With gender being a central theme of the discussion, Dr. Yacoob began by positioning her presentation in the milieu of gender in Islamic law, and particularly from the Hanafi School. The presentation explored the idea of intersectional identities to ask the question about how much of what is seen as gender-related law, is actually informed exclusively by gender as the identity marker. Dr. Yacoob argued that it is often other aspects of a female subject’s identity that cause certain laws to apply. These other identity markers may include the woman’s position in a family unit, her freedom, her age and other social positions. In her closing arguments, Dr.
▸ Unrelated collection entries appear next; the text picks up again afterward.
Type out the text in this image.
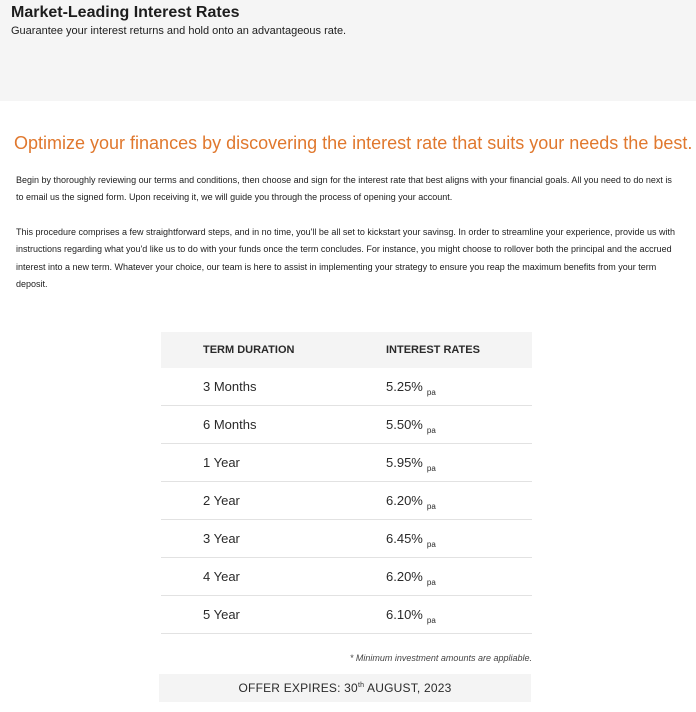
Market-Leading Interest Rates

Guarantee your interest returns and hold onto an advantageous rate.

Optimize your finances by discovering the interest rate that suits your needs the best.

Begin by thoroughly reviewing our terms and conditions, then choose and sign for the interest rate that best aligns with your financial goals. All you need to do next is to email us the signed form. Upon receiving it, we will guide you through the process of opening your account.

This procedure comprises a few straightforward steps, and in no time, you'll be all set to kickstart your savinsg. In order to streamline your experience, provide us with instructions regarding what you'd like us to do with your funds once the term concludes. For instance, you might choose to rollover both the principal and the accrued interest into a new term. Whatever your choice, our team is here to assist in implementing your strategy to ensure you reap the maximum benefits from your term deposit.

TERM DURATION	INTEREST RATES
3 Months	5.25% $_{pa}$
6 Months	5.50% $_{pa}$
1 Year	5.95% $_{pa}$
2 Year	6.20% $_{pa}$
3 Year	6.45% $_{pa}$
4 Year	6.20% $_{pa}$
5 Year	6.10% $_{pa}$

* Minimum investment amounts are appliable.

OFFER EXPIRES: 30th AUGUST, 2023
Yacoob included the idea that viewing Islam and Islamic law, through the lens of gender, was partly a colonial imposition. The presentation resulted in a vibrant question and answer session among the virtual seminars attendees

Saadia Yacoob is Assistant Professor of Religion at Williams College. She holds a PhD in Islamic studies from Duke University and an MA from the Institute of Islamic Studies at McGill University. She has also studied Islamic law in Egypt and Jordan. Her research focuses on gender, childhood, and enslavement in Islamic law. Her forthcoming book manuscript titled Reading Gender in Early Islamic Law investigates the intersections of gender, age, and enslavement in the construction of legal personhood in Hanafi law. More broadly, her research interests include Islamic legal history, Muslim feminist studies, history of sexuality, and slavery studies. Her research has been published in The Oxford Handbook of Islamic Law and several academic blogs such as The Immanent Frame and Contending Modernities. She is also curator-host of the “History Speaks” stream at the Maydan Podcast.